To his surprise, Hammouche said, the soldiers took no evident action to protect the journalists or respond to the explosion; instead, most of the soldiers dispersed without explanation, leaving four escorts who appeared relaxed and dismissed the noise as a “sound explosion.” Hammouche said the soldiers urged the journalists to go toward the explosions to investigate. Hammouche said he and a Swiss colleague refused, remaining in one of two government vehicles, but Jacquier and the others traveled toward the source of the initial explosion.

More explosions followed, Hammouche recounted: “There were four explosions total in a 10-minute period. And that’s it. We didn’t hear a sound after that.”

Kenck, Jacquier’s cameraman, rushed back. The reporter, he said, appeared to have died in the explosions. At a local clinic where the body was taken, Hammoche recounted, Syrian authorities were insistent that the journalists give statements blaming the attack on “terrorists.” They also urged Caroline Poiron to give her husband’s body over to Syrian authorities for what they termed an autopsy, pressure so strong that she, Hammouche, Kenck felt compelled to stand guard over the body for several hours before it could be given to French officials.

French authorities later began a criminal investigation; no autopsy details have been disclosed. The Syrian government blamed the strike on opposition forces, labeling it a “terrorist” attack.

A deadly attack, professional resolve

Marie Colvin (AFP)
Marie Colvin (AFP)

The worst episode for the press came on February 22, when several government shells struck a makeshift media center in a three-story building in the Baba Amr neighborhood. Conroy, a former target acquisition/communications operative in the British Royal Artillery, said he believed the attack was deliberate because the pattern of repeated shelling on the center was intended to cause massive damage and take out its target.

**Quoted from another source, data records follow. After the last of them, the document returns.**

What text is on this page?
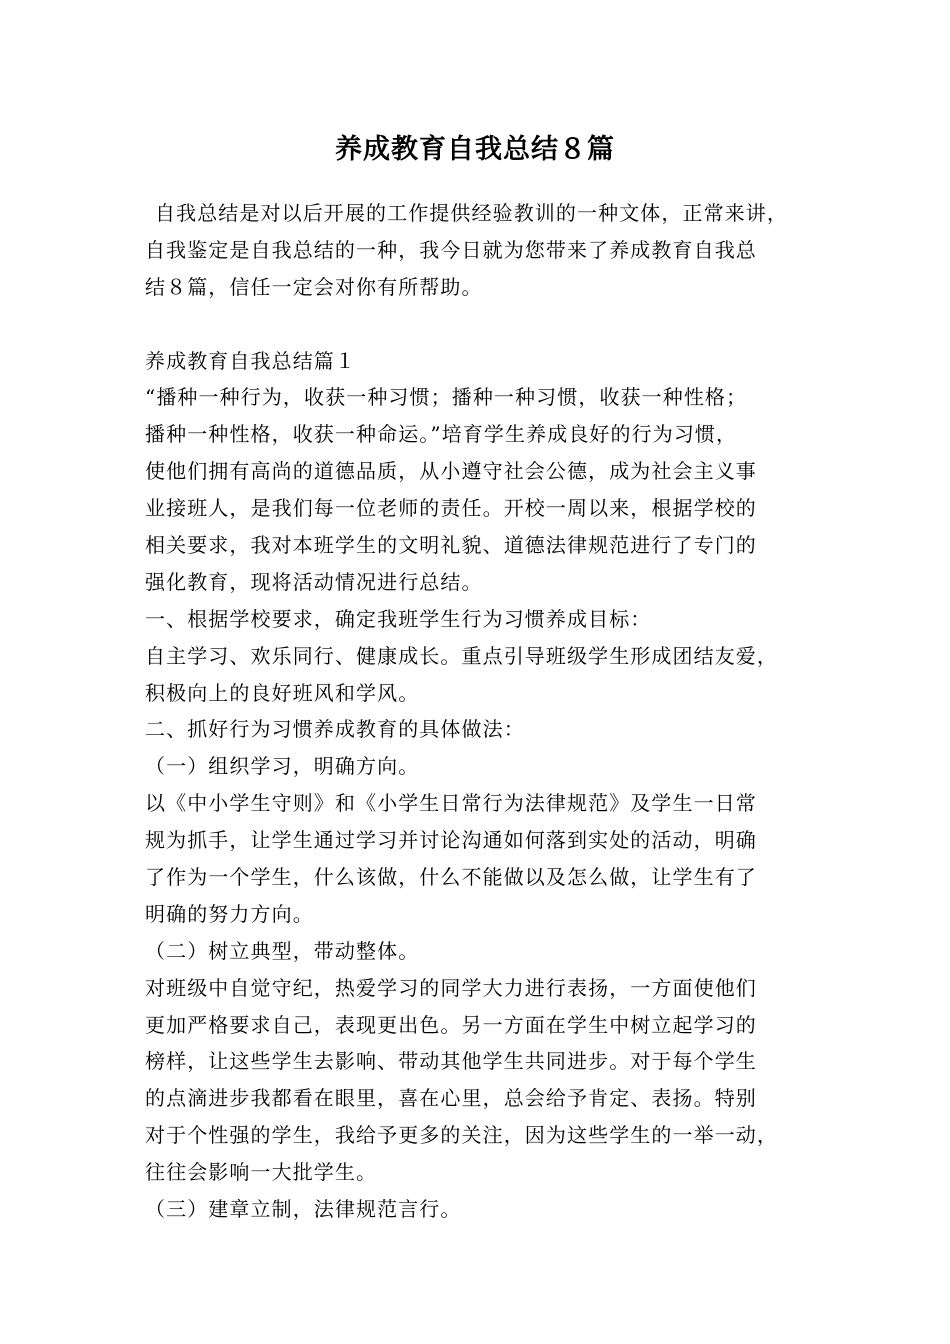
养成教育自我总结８篇
自我总结是对以后开展的工作提供经验教训的一种文体，正常来讲，
自我鉴定是自我总结的一种，我今日就为您带来了养成教育自我总
结８篇，信任一定会对你有所帮助。
养成教育自我总结篇１
“播种一种行为，收获一种习惯；播种一种习惯，收获一种性格；
播种一种性格，收获一种命运。”培育学生养成良好的行为习惯，
使他们拥有高尚的道德品质，从小遵守社会公德，成为社会主义事
业接班人，是我们每一位老师的责任。开校一周以来，根据学校的
相关要求，我对本班学生的文明礼貌、道德法律规范进行了专门的
强化教育，现将活动情况进行总结。
一、根据学校要求，确定我班学生行为习惯养成目标：
自主学习、欢乐同行、健康成长。重点引导班级学生形成团结友爱，
积极向上的良好班风和学风。
二、抓好行为习惯养成教育的具体做法：
（一）组织学习，明确方向。
以《中小学生守则》和《小学生日常行为法律规范》及学生一日常
规为抓手，让学生通过学习并讨论沟通如何落到实处的活动，明确
了作为一个学生，什么该做，什么不能做以及怎么做，让学生有了
明确的努力方向。
（二）树立典型，带动整体。
对班级中自觉守纪，热爱学习的同学大力进行表扬，一方面使他们
更加严格要求自己，表现更出色。另一方面在学生中树立起学习的
榜样，让这些学生去影响、带动其他学生共同进步。对于每个学生
的点滴进步我都看在眼里，喜在心里，总会给予肯定、表扬。特别
对于个性强的学生，我给予更多的关注，因为这些学生的一举一动，
往往会影响一大批学生。
（三）建章立制，法律规范言行。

He told CBS news that the February 22 shelling did not fit earlier patterns, which appeared indiscriminate. This time, he said, the strike appeared to have military coordination: “The first shots hit wide. A second round narrowed their target. The third set of shots hit the house–‘fire for effect,’ it’s called–and they fired for effect and killed two very good people, wounded a few others, and destroyed the building.”Jean-Pierre Perrin, a journalist for the Paris-based daily Libération who was with Colvin and Conroy in Baba Amr before leaving days earlier, told CPJ that government forces could have easily picked out the building since it was the only one in the area with consistent electricity, which was provided by a generator that worked through the night amid an otherwise darkened neighborhood. Reports also suggest Syrian authorities could have picked up the satellite phone signals the journalists used to communicate with the outside world, a tactic similar to one used by the Russians in the conflict in Chechnya. Technology experts have told CPJ that satellite phones can be tracked with relative ease.

For those who survived, like Espinosa of the Spanish daily El Mundo, the effect was profound. “It makes you feel that you can be also a victim of the conflict,” Espinosa told CPJ. “But I always compare my situation with that of the civilians living around me. And always we, the foreign journalists, are a type of VIP in those conflicts so we have a duty to keep reporting. For the local citizen journalists in Baba Amr, it was also the same. They did not stop working because some of their team was killed. In fact, one was working even after being wounded.”

Said Hammouche: “We are witnesses. We serve as witnesses to the brutal oppression. And if we let them scare us away, then they have won.”